50 Years Ago: Scotch Mist

In Scotland today it’s true that there is a struggle – as there is in England, Wales Ireland, or the rest of the world for that matter. But the struggle in Scotland is not, as the Scottish National Party would have us believe, the struggle for home rule, self-government, self-determination, or self anything. The struggle in Scotland, as in the rest of the world, is a class struggle: the struggle between the working class and the capitalist or owning class.

The SNP tell us, the workers, that independence from England and the control of our own purse strings will cure all our problems. What they do not seem to realise is that the problems they are going to try to solve are an integral part of the capitalist system, and history has shown beyond a shadow of a doubt that within this system there is no satisfactory solution to these problems apart from Socialism.

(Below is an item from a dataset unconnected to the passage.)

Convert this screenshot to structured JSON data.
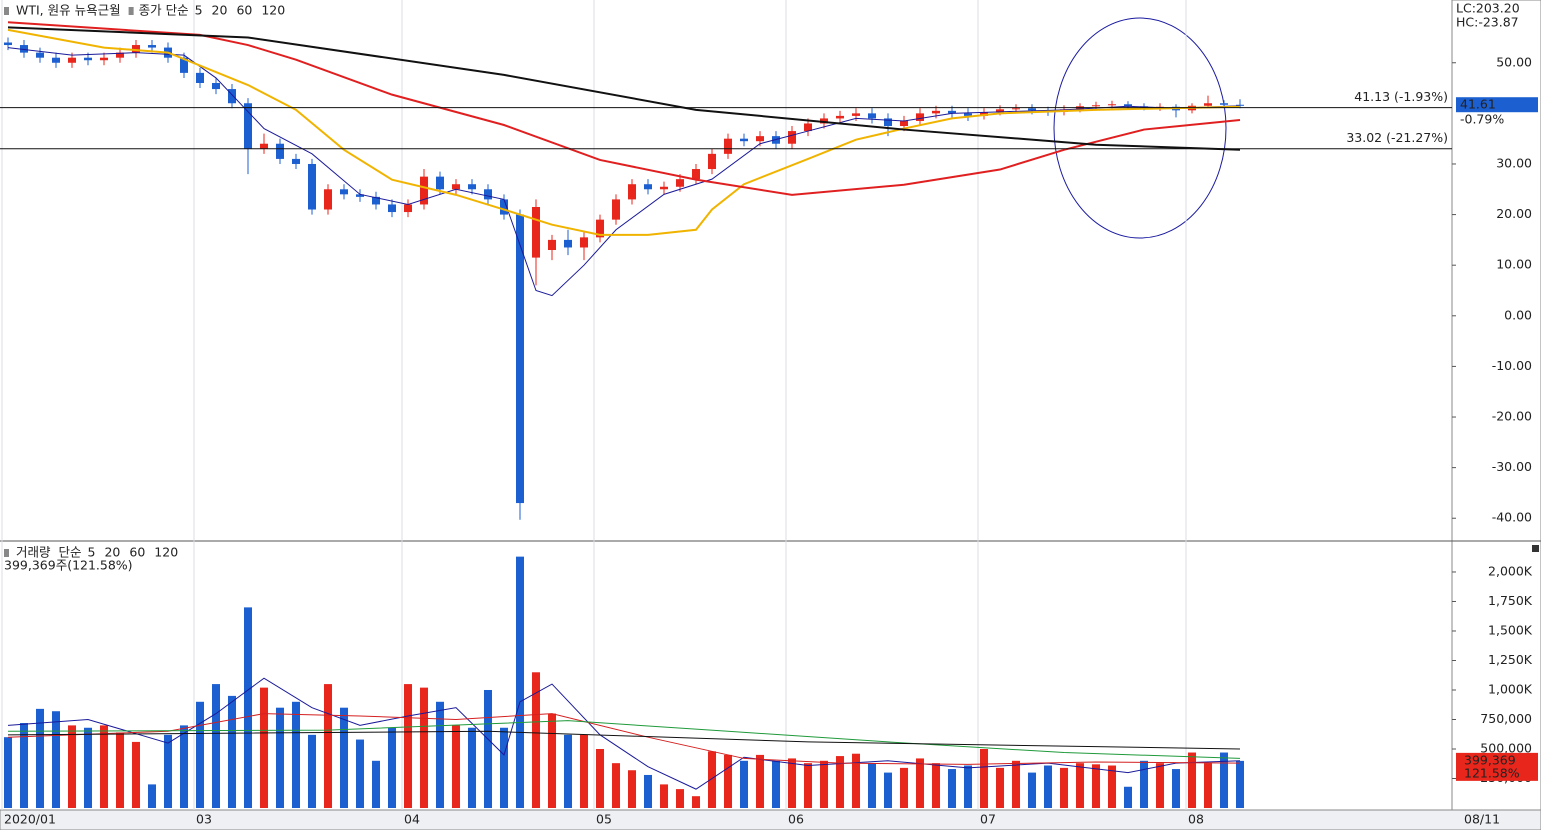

The SNP talk about Scottish culture and the Scottish way of life. But in what way is the life of a Scottish wage slave basically different from that of an English, an American, or for that matter a Russian wage slave? There is no basic difference in the way of life of the world’s working class because we all suffer from the same problems such as poverty and insecurity. Independence from England will not cure the poverty and insecurity of the Scottish workers, because there will still be the wage labour and capital relationship.

There is no truly independent country in the world, because international capitalism has made sure of this, and our own experience here in Britain, especially since 1964, should have brought it home to us. The past few years should have shown us just how independent Britain is, when foreign ‘bankers’ tell the British government how it must spend money, and how it must not spend money, in order to keep the international capitalist class happy.